There are also some Chrome browser extensions that let you navigate and manage your tabs. OneTab can automatically sort your tabs into lists and reduce the memory usage of your browser. SideWise tree style tabs let you turn your horizontal tab bar into an easy-to-read vertical tab window. If you want to hide your useless or annoying tabs for a short time (for example, an hour), you can try an extension like Tab Snooze.
RELATED: The Best Chrome Extensions for Managing Tabs
Consider changing the browser.
Again, you can not blame your browser for 100 tabs. However, some browsers have useful tab management features that help you improve your habits. Surprisingly, Chrome does not have many built-in tab management features. Maybe it's time to use another browser?
Whatever you do, try using a single browser on all devices, including your phone. Modern browsers have sync options that let you automatically transfer your tabs and bookmarks so you do not lose track of Youtube videos when you leave the office.
The Microsoft Edge browser is marked by a lot of stigma, but that's honestly one of our favorite browsers. Microsoft recently redrew the Edge browser with a Chromium engine and it's a dream come true (and yes, Chrome extensions can now be used). Unlike other browsers, Edge has a fantastic Tab Disable feature that lets you hide and organize your tabs for later.
Opera is another great feature -neglected browser that runs on the Chromium engine. It has an unobtrusive bookmarking feature called "Speed Dialing" that lets you organize and stash links for later. The Opera shortcut can be accessed from Opera's Home Page or Sidebar, making your additional tabs invisible but still easy to access.
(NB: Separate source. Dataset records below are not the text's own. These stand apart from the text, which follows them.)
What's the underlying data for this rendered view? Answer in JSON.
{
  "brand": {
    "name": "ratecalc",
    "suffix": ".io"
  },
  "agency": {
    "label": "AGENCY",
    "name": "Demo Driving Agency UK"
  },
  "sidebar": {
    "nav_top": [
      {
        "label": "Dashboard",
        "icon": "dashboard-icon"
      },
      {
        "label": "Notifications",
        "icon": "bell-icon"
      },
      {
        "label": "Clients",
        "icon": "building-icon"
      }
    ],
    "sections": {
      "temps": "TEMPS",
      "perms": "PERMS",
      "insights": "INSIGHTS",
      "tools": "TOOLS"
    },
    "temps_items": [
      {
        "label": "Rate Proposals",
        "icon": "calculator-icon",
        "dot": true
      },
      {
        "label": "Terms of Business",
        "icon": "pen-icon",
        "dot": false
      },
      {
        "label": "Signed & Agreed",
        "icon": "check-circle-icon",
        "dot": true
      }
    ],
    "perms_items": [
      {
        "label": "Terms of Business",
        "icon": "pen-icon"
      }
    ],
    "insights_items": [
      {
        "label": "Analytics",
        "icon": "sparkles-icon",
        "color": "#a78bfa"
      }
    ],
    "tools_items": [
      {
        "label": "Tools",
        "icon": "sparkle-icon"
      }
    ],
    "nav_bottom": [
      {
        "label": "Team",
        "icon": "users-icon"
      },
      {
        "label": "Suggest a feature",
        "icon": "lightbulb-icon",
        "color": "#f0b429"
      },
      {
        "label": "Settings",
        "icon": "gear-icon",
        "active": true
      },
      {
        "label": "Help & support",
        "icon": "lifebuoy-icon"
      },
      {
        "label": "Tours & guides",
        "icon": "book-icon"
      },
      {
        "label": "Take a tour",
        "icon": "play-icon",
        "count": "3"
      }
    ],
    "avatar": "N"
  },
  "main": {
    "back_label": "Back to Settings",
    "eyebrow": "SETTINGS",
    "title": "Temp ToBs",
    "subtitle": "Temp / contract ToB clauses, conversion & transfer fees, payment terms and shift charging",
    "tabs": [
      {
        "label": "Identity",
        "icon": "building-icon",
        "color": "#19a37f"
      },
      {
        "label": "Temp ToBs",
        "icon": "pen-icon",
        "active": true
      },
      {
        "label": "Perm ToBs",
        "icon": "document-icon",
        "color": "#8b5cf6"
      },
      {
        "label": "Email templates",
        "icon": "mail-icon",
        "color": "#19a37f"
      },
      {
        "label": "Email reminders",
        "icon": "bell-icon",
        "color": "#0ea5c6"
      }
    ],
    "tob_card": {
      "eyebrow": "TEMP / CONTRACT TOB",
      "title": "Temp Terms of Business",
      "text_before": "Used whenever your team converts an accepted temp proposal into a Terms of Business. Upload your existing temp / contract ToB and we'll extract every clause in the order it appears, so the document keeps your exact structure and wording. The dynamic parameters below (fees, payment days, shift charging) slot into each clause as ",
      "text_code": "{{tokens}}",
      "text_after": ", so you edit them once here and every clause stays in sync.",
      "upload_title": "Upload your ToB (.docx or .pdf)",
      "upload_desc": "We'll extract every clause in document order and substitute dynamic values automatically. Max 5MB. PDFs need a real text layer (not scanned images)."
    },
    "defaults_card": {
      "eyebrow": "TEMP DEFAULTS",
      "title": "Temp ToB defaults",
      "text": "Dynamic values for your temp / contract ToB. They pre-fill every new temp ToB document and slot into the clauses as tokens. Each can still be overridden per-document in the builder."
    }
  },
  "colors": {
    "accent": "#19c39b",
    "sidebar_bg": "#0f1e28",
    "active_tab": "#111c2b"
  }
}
And of course there is Firefox. Mozilla's iconic browser pioneered the Tree Style Tab extension and has a useful built-in SnoozeTabs feature that lets you hide tabs and choose when to automatically re-appear. It's also worth noting that the Firefox browser for mobile offers better tabbing and sync options than other mobile browsers. This is helpful if you are always on the move.
Do you need to open 100 tabs?
A clean desktop is not for everyone. For some people, 100 tabs are a sign of productivity and not a sign of lack of digital hygiene. In the words of Einstein: "If an overloaded desk is a sign of an overloaded mind, what should we think of an empty desk?"
Actually, Einstein never said that, but the famous physicist did a pretty dirty sport Writing desk. The problem is that you are not in Einstein's shoes. While a desk may handle hundreds of pieces of paper, a computer can not always handle hundreds of tabs.
If your computer is supposed to run smoothly with 100 open tabs (not recommended), you should consider upgrading your PC's RAM or using an automatic tab-suspension extension like The Great Suspender. RAM upgrades your browser to more memory, and a tab suspension extension limits RAM usage on tabs that you are not actively using.